S H A F A G H is the Persian word for twilight. To photographer Klaartje Lambrechts, it’s a clear metaphor for Iranian society, and a beautiful title for her exhibition on dance and movement in Iran.
For the creation of Shafagh, Klaartje Lambrechts traveled to Iran three times between 2015 and 2019. She discovered a country with harsh laws yet unlimited possibilities. Many of these possibilities are created in a gray zone, lacking clear boundaries. A twilight zone between what is allowed and what is possible, between what catches the eye and what remains hidden. Anything that refers to dance is extremely sensitive to the Islamic Iranian regime. Most forms of dancing are simply forbidden in public. Still, Klaartje met Iranians who are passionate about dance and movement. People who dance as a way to express themselves, some even professionally. Their activities take place largely indoors under the radar. Others seek to explore what the regime finds acceptable.
In 2015 Klaartje travelled to Iran for the first time. In the capital, Tehran, she portrayed people who had turned dance and movement into passion. Black and white images straight from the dance floor alternate with seemingly classical portraits. The women stand still, dressed in accordance to the requirements of the regime. Their stories are unspoken, but visible through subtle details. In the dancers’ motion, the photographer hears an echo of Pina Bausch’s legendary statement:
‘Dance, dance, otherwise we are lost’
In the fall of 2019, Klaartje was accompanied by two dancers from Teheran to the desert areas of Dasht-e Lut and Bushehr, in southern Iran. Escaping the stifling bustle of Tehran, the photographer sought the desolate emptiness of the awesome desert landscape where she made a conceptual series amongst sand dunes, rocks and salt flats. The bodies of the dancers disappear in the fabrics that mold them. They explore, struggle and stretch their space. Captured by the camera, their contours become sculptures in the vast desert landscape, solidified movement in which the dynamics and the tension are still contained. The series portrays a wonderful image of dance and movement in Iran, and a beautiful metaphor for contemporary Iranian society, in which the same kind of tension is constantly tangible. The fabrics limit the dancers. At the same time, they offer protection to the outside observer.

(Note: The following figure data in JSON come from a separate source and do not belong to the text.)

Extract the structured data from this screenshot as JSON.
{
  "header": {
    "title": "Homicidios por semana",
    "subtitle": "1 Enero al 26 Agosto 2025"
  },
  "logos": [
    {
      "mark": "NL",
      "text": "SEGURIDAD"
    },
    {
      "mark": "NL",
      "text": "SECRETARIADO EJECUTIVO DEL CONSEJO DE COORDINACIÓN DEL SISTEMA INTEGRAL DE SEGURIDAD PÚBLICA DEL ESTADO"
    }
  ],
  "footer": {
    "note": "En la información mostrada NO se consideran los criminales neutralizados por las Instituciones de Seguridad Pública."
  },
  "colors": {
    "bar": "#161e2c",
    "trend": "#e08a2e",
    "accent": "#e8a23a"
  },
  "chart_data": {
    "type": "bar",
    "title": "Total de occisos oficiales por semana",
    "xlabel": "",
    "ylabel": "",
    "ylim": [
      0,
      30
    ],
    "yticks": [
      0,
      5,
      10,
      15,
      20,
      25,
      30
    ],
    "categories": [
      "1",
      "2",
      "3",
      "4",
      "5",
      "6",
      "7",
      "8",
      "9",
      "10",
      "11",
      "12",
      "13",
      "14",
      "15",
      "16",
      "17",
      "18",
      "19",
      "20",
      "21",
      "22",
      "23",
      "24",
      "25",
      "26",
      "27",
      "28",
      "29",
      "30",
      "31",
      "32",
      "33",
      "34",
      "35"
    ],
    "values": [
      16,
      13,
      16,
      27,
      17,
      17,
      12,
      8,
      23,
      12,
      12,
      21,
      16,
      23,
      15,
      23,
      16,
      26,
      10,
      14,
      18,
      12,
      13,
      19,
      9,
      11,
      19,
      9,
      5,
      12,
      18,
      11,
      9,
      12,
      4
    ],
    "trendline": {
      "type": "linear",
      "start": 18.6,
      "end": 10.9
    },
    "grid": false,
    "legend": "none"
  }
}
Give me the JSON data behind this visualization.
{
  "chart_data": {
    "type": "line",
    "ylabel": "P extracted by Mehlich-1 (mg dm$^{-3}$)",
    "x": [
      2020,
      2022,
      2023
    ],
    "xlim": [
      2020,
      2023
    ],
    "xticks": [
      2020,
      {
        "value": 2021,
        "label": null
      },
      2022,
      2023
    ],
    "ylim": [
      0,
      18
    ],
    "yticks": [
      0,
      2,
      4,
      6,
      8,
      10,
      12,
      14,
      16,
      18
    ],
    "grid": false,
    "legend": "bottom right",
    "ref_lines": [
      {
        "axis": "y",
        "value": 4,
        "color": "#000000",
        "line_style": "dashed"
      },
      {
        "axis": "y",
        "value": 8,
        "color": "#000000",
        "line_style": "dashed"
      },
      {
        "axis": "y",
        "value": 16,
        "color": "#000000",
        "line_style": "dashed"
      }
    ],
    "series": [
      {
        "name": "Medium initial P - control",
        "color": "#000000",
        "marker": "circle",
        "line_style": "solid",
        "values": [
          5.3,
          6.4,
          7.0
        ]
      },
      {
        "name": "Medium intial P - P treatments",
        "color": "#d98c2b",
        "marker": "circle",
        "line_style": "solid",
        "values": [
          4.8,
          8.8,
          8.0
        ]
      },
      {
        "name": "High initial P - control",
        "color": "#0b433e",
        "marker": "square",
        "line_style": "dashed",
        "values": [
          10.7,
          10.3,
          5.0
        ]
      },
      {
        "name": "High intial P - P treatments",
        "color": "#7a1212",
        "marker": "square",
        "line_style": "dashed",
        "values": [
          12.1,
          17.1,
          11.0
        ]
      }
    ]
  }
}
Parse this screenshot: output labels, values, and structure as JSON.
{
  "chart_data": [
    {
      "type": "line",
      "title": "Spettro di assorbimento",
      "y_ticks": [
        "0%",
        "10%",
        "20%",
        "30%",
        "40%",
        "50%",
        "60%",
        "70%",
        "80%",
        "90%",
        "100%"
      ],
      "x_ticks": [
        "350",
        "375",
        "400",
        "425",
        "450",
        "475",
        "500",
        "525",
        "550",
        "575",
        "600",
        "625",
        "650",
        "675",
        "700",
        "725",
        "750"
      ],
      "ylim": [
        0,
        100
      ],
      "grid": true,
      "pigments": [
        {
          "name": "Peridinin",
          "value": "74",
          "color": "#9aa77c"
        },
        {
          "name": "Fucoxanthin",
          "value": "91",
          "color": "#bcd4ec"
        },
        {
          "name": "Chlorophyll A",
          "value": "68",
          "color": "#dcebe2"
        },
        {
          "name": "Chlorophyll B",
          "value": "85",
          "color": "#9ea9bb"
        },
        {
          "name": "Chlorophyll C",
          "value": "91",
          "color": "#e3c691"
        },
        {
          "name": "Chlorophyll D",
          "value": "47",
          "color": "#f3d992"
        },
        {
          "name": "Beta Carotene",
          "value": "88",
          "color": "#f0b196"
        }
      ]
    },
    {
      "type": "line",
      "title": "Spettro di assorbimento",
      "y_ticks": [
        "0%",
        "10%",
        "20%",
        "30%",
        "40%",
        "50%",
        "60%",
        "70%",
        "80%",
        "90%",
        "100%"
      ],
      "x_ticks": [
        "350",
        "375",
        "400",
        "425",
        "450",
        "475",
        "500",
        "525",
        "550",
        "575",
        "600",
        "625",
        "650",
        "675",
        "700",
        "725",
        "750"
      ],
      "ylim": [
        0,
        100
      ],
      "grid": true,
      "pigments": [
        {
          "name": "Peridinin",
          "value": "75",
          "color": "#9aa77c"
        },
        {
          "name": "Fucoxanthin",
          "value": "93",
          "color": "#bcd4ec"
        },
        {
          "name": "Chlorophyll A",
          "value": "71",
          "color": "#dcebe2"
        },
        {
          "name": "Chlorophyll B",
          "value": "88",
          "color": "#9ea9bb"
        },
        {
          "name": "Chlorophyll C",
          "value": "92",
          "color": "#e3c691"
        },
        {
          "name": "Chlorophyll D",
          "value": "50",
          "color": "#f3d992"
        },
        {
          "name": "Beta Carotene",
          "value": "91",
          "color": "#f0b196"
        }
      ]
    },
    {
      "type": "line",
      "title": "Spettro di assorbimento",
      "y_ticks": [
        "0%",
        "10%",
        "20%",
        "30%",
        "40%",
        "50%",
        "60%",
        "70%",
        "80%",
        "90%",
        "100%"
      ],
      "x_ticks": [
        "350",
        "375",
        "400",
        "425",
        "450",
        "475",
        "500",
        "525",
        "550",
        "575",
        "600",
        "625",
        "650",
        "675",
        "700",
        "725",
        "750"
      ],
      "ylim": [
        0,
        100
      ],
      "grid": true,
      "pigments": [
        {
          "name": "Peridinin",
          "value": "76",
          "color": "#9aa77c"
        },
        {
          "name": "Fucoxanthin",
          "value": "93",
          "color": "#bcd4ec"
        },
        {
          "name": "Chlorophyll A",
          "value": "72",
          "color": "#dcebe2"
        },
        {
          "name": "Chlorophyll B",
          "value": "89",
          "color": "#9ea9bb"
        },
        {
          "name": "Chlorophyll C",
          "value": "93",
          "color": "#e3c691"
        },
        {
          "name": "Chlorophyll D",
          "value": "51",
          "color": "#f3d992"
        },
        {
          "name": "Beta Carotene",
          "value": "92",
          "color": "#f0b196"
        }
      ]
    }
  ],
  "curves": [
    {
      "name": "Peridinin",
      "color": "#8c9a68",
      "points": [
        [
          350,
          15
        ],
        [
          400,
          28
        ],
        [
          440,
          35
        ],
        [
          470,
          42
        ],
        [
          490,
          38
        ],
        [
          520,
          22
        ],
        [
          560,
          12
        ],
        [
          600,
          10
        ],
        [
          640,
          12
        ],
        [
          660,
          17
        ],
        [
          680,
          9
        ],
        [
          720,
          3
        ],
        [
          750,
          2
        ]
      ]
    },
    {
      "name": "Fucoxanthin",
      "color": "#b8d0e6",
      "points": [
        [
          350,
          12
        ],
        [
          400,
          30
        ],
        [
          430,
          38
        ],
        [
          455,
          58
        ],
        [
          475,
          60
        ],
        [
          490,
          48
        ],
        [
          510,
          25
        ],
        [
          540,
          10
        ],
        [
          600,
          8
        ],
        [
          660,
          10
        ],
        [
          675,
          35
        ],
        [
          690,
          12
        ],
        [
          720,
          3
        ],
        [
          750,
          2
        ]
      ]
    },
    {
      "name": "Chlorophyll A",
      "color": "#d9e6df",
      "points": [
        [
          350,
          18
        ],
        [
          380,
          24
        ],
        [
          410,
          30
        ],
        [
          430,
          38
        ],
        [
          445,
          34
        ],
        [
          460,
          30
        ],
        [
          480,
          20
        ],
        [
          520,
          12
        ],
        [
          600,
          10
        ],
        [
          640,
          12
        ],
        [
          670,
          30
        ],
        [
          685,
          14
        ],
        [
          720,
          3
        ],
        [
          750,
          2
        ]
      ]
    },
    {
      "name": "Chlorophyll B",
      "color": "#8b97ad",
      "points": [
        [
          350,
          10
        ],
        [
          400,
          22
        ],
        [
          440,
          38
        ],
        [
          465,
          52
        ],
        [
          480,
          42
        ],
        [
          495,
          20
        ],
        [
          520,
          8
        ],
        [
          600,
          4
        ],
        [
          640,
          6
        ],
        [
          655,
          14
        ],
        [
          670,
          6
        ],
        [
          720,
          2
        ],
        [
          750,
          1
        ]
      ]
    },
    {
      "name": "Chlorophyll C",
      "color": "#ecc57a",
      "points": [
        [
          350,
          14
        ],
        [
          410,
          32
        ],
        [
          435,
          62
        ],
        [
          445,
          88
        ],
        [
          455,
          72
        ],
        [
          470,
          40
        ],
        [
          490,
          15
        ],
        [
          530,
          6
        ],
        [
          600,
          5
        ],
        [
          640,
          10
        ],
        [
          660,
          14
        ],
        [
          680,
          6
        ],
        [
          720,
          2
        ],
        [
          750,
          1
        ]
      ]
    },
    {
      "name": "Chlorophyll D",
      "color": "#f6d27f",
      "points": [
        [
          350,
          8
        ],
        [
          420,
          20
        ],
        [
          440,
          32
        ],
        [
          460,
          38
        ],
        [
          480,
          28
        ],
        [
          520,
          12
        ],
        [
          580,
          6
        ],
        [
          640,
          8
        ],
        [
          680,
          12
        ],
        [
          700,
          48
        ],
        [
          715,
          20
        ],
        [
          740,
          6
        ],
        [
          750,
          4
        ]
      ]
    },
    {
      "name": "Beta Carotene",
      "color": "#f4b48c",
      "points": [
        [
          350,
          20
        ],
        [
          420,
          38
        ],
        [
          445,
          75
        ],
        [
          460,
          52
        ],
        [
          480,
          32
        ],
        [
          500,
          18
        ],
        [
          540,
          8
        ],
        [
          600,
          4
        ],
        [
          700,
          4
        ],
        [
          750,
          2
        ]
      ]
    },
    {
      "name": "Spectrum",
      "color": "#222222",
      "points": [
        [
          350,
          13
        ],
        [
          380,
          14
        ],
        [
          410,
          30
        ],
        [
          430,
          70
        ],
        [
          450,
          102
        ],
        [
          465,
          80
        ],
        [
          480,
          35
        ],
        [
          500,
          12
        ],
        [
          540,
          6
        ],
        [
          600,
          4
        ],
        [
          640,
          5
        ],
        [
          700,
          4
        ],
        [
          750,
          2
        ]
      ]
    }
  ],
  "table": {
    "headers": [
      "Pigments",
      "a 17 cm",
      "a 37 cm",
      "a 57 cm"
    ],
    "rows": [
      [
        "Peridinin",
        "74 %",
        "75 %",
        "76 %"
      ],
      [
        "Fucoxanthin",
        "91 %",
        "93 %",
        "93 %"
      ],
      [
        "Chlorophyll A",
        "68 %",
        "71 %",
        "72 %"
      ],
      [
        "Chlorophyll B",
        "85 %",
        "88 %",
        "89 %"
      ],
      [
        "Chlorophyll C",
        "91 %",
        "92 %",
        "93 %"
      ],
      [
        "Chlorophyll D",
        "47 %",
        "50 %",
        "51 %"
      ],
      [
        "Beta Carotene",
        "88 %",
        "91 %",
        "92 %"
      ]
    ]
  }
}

Photographer Klaartje Lambrechts (1976) lives and works in Antwerp. She has shown her work at the Watou Arts Festival and at various exhibitions in Belgium, Paris, Milan and London. She works as a freelance photographer for magazines such as Weekend Knack, De Standaard Magazine, De Morgen Magazine, Le Vif, Marie Claire and Feeling. She won the Weekend Knack Award in 2011 and in 2012 she was selected for the Sony world award ‘Art & culture’. In 2016, The Guardian wrote an article about her oeuvre.